The ruggers repeatedly kept practicing – without total success – an odd-looking play that looks like a cross between a dress rehearsal for a ballet and a carnival game someone’s not very good at. The hooker, or team member who kicks the ball backwards in a scrum, tried to throw the swollen rugby ball up into the air so that a teammate, hoisted into the air by two other teammates (this is the ballet-looking part), can catch the ball.
Isaac Ramirez, a hefty 240-pounder who also plays football for La Jolla High, explained that this inbounds play is called a line-out, one of many foreign elements in a sport that’s growing more and more popular among high school athletes, both boys and girls, these days.
The challenges in the line-out include the inbounder’s skill in accurately spinning the awkward-looking ball (originally made out of pigs’ bladders) for a good throw, and the hoisted player’s ability to grab the ball at the height of his jump.
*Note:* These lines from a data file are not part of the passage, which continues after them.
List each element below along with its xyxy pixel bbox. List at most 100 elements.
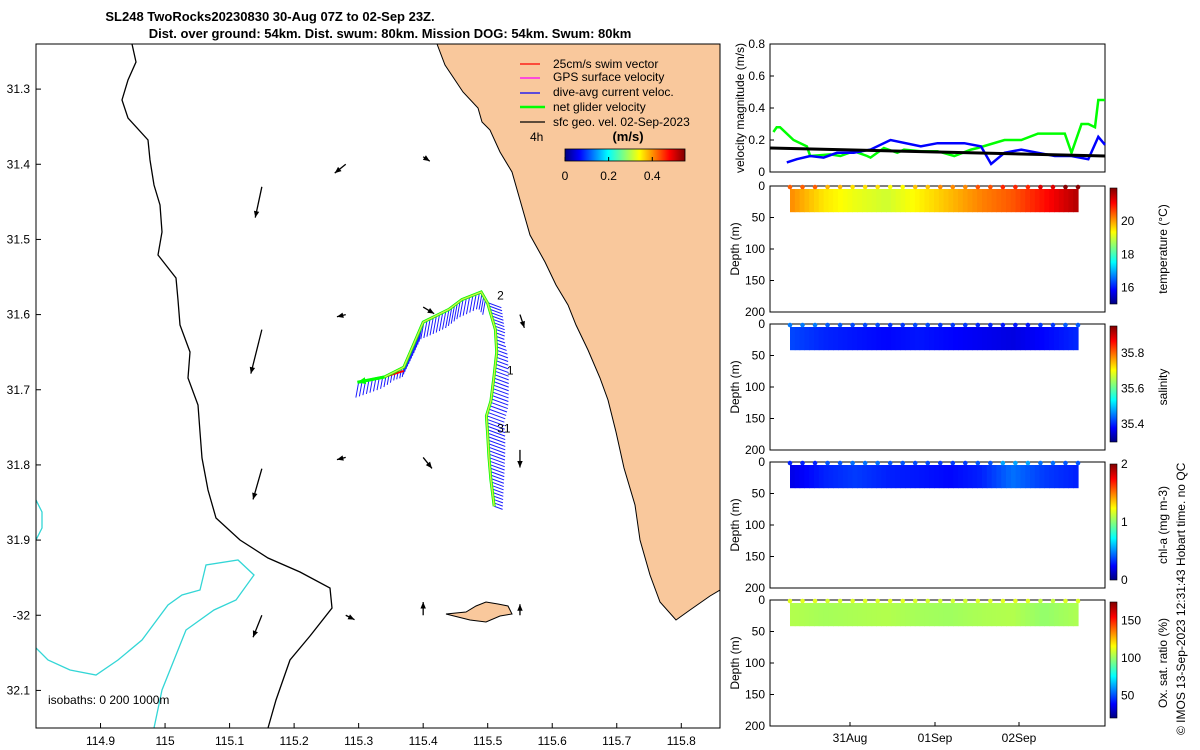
colorbar-tick-label: 150 (1121, 614, 1141, 628)
section-cell (1034, 189, 1041, 213)
geo-velocity-arrow (420, 602, 426, 616)
dive-avg-arrow (490, 481, 504, 488)
surface-dot (837, 460, 843, 466)
speed-colorbar (564, 148, 686, 162)
section-colorbar (1109, 601, 1118, 719)
section-cell (1063, 603, 1069, 627)
section-panel-oxygen: 0 50 100 150 200 Depth (m) 50 100 150 Ox. sat. ra… (728, 593, 1170, 745)
surface-dot (812, 184, 818, 190)
chart-title: SL248 TwoRocks20230830 30-Aug 07Z to 02-… (105, 9, 435, 24)
surface-dot (800, 598, 805, 604)
section-cell (929, 603, 935, 627)
depth-tick-label: 0 (758, 179, 765, 193)
section-cell (1020, 327, 1026, 351)
section-cell (847, 465, 853, 489)
y-tick-label: 31.6 (7, 308, 31, 322)
section-cell (1015, 465, 1021, 489)
section-cell (862, 189, 868, 213)
geo-velocity-arrow (519, 314, 525, 328)
section-cell (862, 603, 868, 627)
section-cell (1010, 465, 1017, 489)
net-velocity-arrow (357, 375, 385, 385)
surface-dot (937, 184, 943, 190)
section-cell (1049, 189, 1055, 213)
colorbar-tick-label: 16 (1121, 280, 1135, 294)
section-cell (799, 465, 805, 489)
surface-dot (1038, 460, 1043, 466)
section-cell (924, 465, 930, 489)
dive-avg-arrow (469, 295, 474, 313)
section-cell (799, 327, 805, 351)
dive-avg-arrow (487, 302, 502, 309)
section-cell (962, 603, 969, 627)
section-cell (823, 189, 829, 213)
dive-avg-arrow (482, 299, 486, 315)
surface-dot (925, 598, 931, 604)
depth-axis-label: Depth (m) (728, 636, 742, 689)
legend-net-label: net glider velocity (553, 100, 646, 114)
section-cell (1049, 603, 1055, 627)
island (445, 601, 513, 623)
surface-dot (963, 460, 968, 466)
section-cell (842, 327, 849, 351)
section-cell (809, 465, 815, 489)
depth-tick-label: 100 (745, 380, 765, 394)
x-tick-label: 115.7 (602, 734, 631, 748)
dive-avg-arrow (488, 446, 506, 454)
surface-dot (912, 184, 918, 190)
dive-avg-arrow (495, 328, 506, 334)
geo-velocity-arrow (336, 312, 346, 318)
section-cell (838, 603, 844, 627)
dive-avg-arrow (489, 464, 505, 471)
surface-dot (988, 598, 993, 604)
section-cell (914, 327, 921, 351)
depth-tick-label: 0 (758, 455, 765, 469)
surface-dot (988, 322, 993, 328)
x-tick-label: 115.5 (473, 734, 502, 748)
section-cell (1001, 327, 1007, 351)
section-cell (1068, 465, 1074, 489)
dive-avg-arrow (496, 346, 507, 351)
section-cell (919, 603, 925, 627)
y-tick-label: 31.4 (7, 157, 31, 171)
surface-dot (887, 460, 893, 466)
surface-dot (1063, 184, 1068, 190)
surface-dot (1013, 184, 1018, 190)
surface-dot (937, 598, 943, 604)
section-cell (823, 603, 829, 627)
section-cell (977, 603, 983, 627)
section-cell (1020, 603, 1026, 627)
section-cell (1034, 465, 1041, 489)
legend-swim-label: 25cm/s swim vector (553, 57, 658, 71)
surface-dot (1013, 598, 1018, 604)
section-cell (986, 465, 993, 489)
section-cell (833, 465, 839, 489)
surface-dot (862, 184, 868, 190)
surface-dot (1000, 322, 1006, 328)
section-cell (972, 603, 978, 627)
dive-avg-arrow (488, 457, 505, 464)
section-cell (938, 327, 945, 351)
dive-avg-arrow (496, 353, 509, 359)
section-cell (799, 603, 805, 627)
section-cell (924, 189, 930, 213)
surface-dot (950, 460, 956, 466)
depth-tick-label: 150 (745, 550, 765, 564)
section-cell (900, 603, 906, 627)
x-tick-label: 115.8 (667, 734, 696, 748)
depth-tick-label: 200 (745, 581, 765, 595)
section-cell (1054, 603, 1060, 627)
section-cell (948, 327, 954, 351)
y-tick-label: 32.1 (7, 683, 31, 697)
colorbar-tick-label: 18 (1121, 247, 1135, 261)
section-cell (823, 465, 829, 489)
surface-dot (1038, 322, 1043, 328)
section-cell (962, 327, 969, 351)
section-cell (1030, 465, 1036, 489)
colorbar-label: chl-a (mg m-3) (1156, 486, 1170, 564)
dive-avg-arrow (369, 379, 373, 393)
surface-dot (925, 184, 931, 190)
section-cell (1015, 327, 1021, 351)
dive-avg-arrow (478, 293, 483, 310)
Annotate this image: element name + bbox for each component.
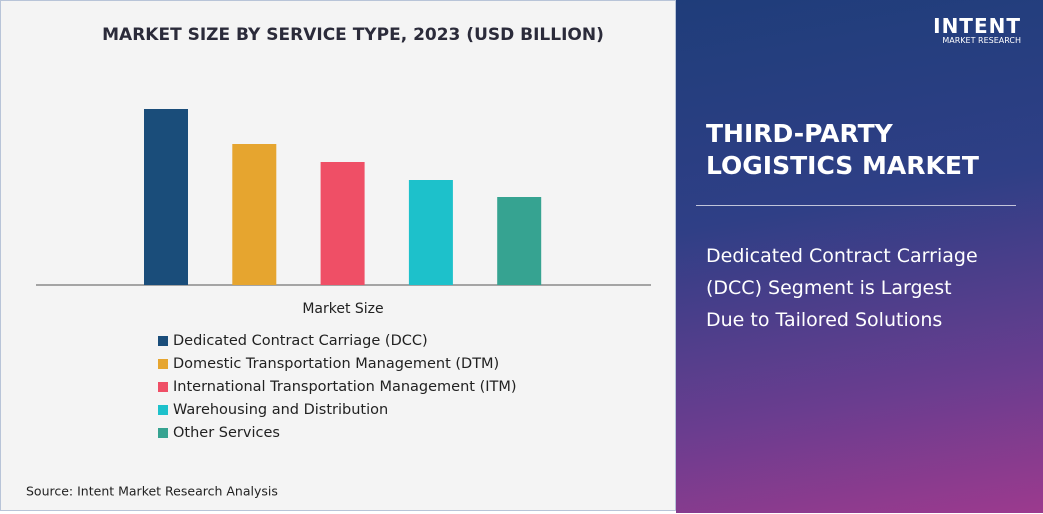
panel-title: THIRD-PARTY LOGISTICS MARKET [706,118,979,182]
divider [696,205,1016,206]
logo-name: INTENT [933,14,1021,38]
title-line: THIRD-PARTY [706,119,893,148]
bar [497,197,542,285]
chart-title: MARKET SIZE BY SERVICE TYPE, 2023 (USD B… [102,25,604,45]
bar [408,180,453,285]
legend-label: Warehousing and Distribution [173,402,388,418]
bar [320,162,365,285]
chart-panel: MARKET SIZE BY SERVICE TYPE, 2023 (USD B… [0,0,676,511]
legend-swatch [158,405,168,415]
legend-swatch [158,359,168,369]
logo-tagline: MARKET RESEARCH [942,36,1021,45]
legend-label: Dedicated Contract Carriage (DCC) [173,333,428,349]
legend-label: Domestic Transportation Management (DTM) [173,356,499,372]
info-panel: INTENT MARKET RESEARCH THIRD-PARTY LOGIS… [676,0,1043,513]
panel-description: Dedicated Contract Carriage (DCC) Segmen… [706,240,978,336]
x-tick-label: Market Size [302,301,383,317]
legend-swatch [158,382,168,392]
description-line: (DCC) Segment is Largest [706,277,952,299]
legend-label: Other Services [173,425,280,441]
legend-label: International Transportation Management … [173,379,517,395]
legend-swatch [158,336,168,346]
logo: INTENT MARKET RESEARCH [933,14,1021,45]
description-line: Due to Tailored Solutions [706,309,943,331]
chart: MARKET SIZE BY SERVICE TYPE, 2023 (USD B… [26,25,651,499]
source: Source: Intent Market Research Analysis [26,484,278,499]
legend-swatch [158,428,168,438]
title-line: LOGISTICS MARKET [706,151,979,180]
description-line: Dedicated Contract Carriage [706,245,978,267]
bar [232,144,277,285]
bar [144,109,188,285]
It’s easy for the latter to topple over as he is lifted up. With either a bad throw or the flyer not peaking at the right moment, the play goes awry. That happened over and over at the Viking practice.
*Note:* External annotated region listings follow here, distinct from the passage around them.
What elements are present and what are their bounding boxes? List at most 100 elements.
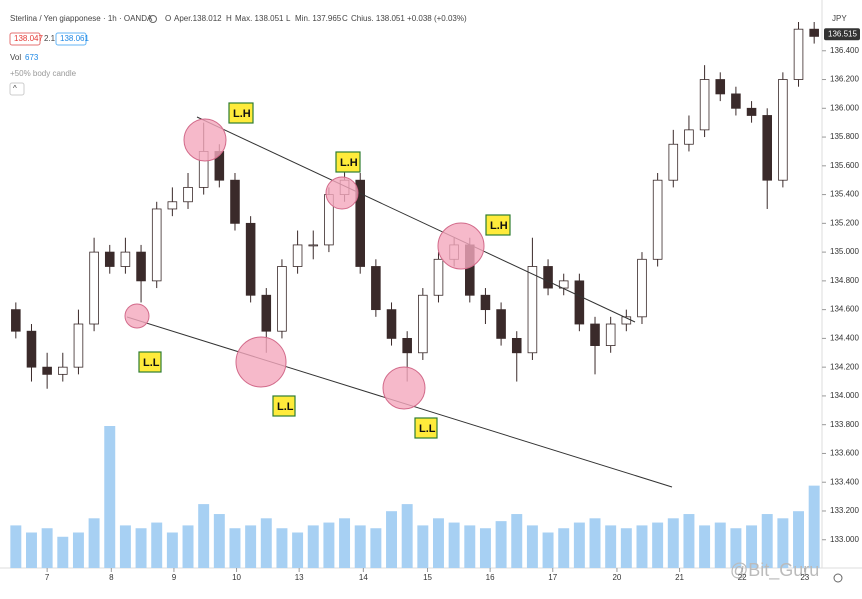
y-tick-label: 133.600 <box>830 449 859 458</box>
candle-body <box>543 266 553 289</box>
volume-bar <box>464 525 476 568</box>
highlight-circle <box>183 118 227 162</box>
ohlc-l: L <box>286 14 291 23</box>
y-tick-label: 135.000 <box>830 247 859 256</box>
annotation: L.H <box>233 108 251 120</box>
highlight-circle <box>437 222 485 270</box>
candle-body <box>355 179 365 267</box>
highlight-circle <box>382 366 426 410</box>
candle-body <box>715 79 726 95</box>
volume-bar <box>761 514 773 568</box>
candle-body <box>652 179 663 260</box>
volume-bar <box>620 528 632 568</box>
volume-bar <box>88 518 100 568</box>
highlight-circle <box>325 176 359 210</box>
y-tick-label: 134.400 <box>830 334 859 343</box>
volume-bar <box>479 528 491 568</box>
candle-body <box>433 258 444 296</box>
last-price: 136.515 <box>828 29 857 38</box>
volume-bar <box>151 522 163 568</box>
candle-body <box>245 222 256 296</box>
x-tick-label: 7 <box>45 573 50 582</box>
volume-bar <box>730 528 742 568</box>
candle-body <box>183 186 193 203</box>
volume-bar <box>292 532 304 568</box>
sell-box[interactable] <box>9 32 41 46</box>
candle-body <box>371 266 381 311</box>
volume-bar <box>41 528 53 568</box>
volume-bar <box>589 518 601 568</box>
volume-bar <box>714 522 726 568</box>
volume-bar <box>777 518 789 568</box>
ohlc-h: H <box>226 14 232 23</box>
annotation-box <box>228 102 254 124</box>
settings-icon[interactable] <box>833 573 843 583</box>
volume-bar <box>636 525 648 568</box>
candle-body <box>26 330 37 368</box>
x-tick-label: 17 <box>548 573 557 582</box>
y-tick-label: 134.000 <box>830 391 859 400</box>
candle-body <box>167 201 178 210</box>
candle-body <box>418 294 428 354</box>
volume-bar <box>354 525 366 568</box>
collapse-button[interactable] <box>9 82 25 96</box>
volume-bar <box>26 532 37 568</box>
volume-bar <box>511 514 523 568</box>
volume-bar <box>323 522 335 568</box>
volume-bar <box>182 525 194 568</box>
x-tick-label: 13 <box>295 573 304 582</box>
y-tick-label: 135.200 <box>830 218 859 227</box>
symbol-title: Sterlina / Yen giapponese · 1h · OANDA <box>10 14 153 23</box>
volume-bar <box>526 525 538 568</box>
candle-body <box>136 251 146 282</box>
ohlc-close: Chius. 138.051 +0.038 (+0.03%) <box>351 14 467 23</box>
candle-body <box>778 79 788 181</box>
x-tick-label: 9 <box>172 573 177 582</box>
volume-bar <box>448 522 460 568</box>
volume-bar <box>339 518 351 568</box>
volume-bar <box>245 525 257 568</box>
candle-body <box>277 266 287 332</box>
buy-box[interactable] <box>55 32 87 46</box>
currency: JPY <box>832 14 847 23</box>
y-tick-label: 136.400 <box>830 46 859 55</box>
volume-bar <box>433 518 444 568</box>
volume-bar <box>213 514 225 568</box>
volume-bar <box>699 525 711 568</box>
y-tick-label: 134.800 <box>830 276 859 285</box>
volume-bar <box>119 525 131 568</box>
volume-value: 673 <box>25 53 39 62</box>
candle-body <box>793 28 804 80</box>
volume-bar <box>401 504 413 568</box>
candle-body <box>386 309 397 339</box>
volume-bar <box>542 532 554 568</box>
volume-bar <box>605 525 617 568</box>
candle-body <box>151 208 162 282</box>
x-tick-label: 14 <box>359 573 368 582</box>
volume-bar <box>417 525 429 568</box>
candle-body <box>574 280 585 325</box>
ohlc-c: C <box>342 14 348 23</box>
last-price-tag <box>824 28 860 41</box>
candle-body <box>496 309 506 339</box>
sell-price: 138.047 <box>14 34 43 43</box>
annotation: L.H <box>490 220 508 232</box>
candle-body <box>402 337 412 354</box>
candle-body <box>746 107 757 116</box>
ohlc-high: Max. 138.051 <box>235 14 284 23</box>
volume-bar <box>370 528 382 568</box>
annotation-box <box>414 417 438 439</box>
volume-bar <box>166 532 178 568</box>
candle-body <box>637 258 647 318</box>
candle-body <box>668 143 679 181</box>
candle-body <box>73 323 84 368</box>
volume-bar <box>72 532 84 568</box>
candle-body <box>292 244 303 267</box>
annotation-box <box>335 151 361 173</box>
y-tick-label: 133.400 <box>830 477 859 486</box>
volume-bar <box>558 528 570 568</box>
candle-body <box>558 280 569 289</box>
y-tick-label: 135.400 <box>830 190 859 199</box>
ohlc-low: Min. 137.965 <box>295 14 342 23</box>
A basic challenge in the sport is just learning to throw the ball, which resembles a mini Goodyear blimp, about 11 inches long. It is spun with both hands gripping it near the middle, kind of like on an underhanded lateral in football.
“Backs are quicker, forwards are bigger,” Dirk Germon, a Viking sophomore, simplified for a novice. The two worked out in separate groups on skills and tactics during part of the practice on the LJHS softball field under head coach Bill Leversee and his assistant coaches. The fog rolled in on this Thursday evening, adding to the exotic feeling of the British-originating sport. “We practice until it gets too dark to see,” said Leversee.
Another basic is the ball can only be passed backwards, kicked forward. An exciting play, the articulate Germon related, is when the scrum half, kind of like the quarterback, fakes a pass to the fly half, then runs up the middle with the ball to put it down.
“Rugby is 35 minutes of continuous play,” related Thomas Evans, a senior statesman among his teammates. A try is a scoring play in which an offensive player is able to reach the goal line and places the ball down. It’s worth five points. A kick through the goalposts after the try is worth one point for a total six points, the highest you can get in one scoring sequence.
Zach Jacobs, father of Tucker Jacobs, former Viking football and rugby star, pointed out that La Jolla graduated 10 of its 15 seniors from last year’s team that won the championship. “As a result, we’re kind of in a rebuilding year,” he said.
“It’s intense. It’s physical,” Max Smith, 15, said of the sport. He is a sophomore who shares his skills between football and rugby. “You have to want to hit. You have to let everything go and not worry about getting injured.”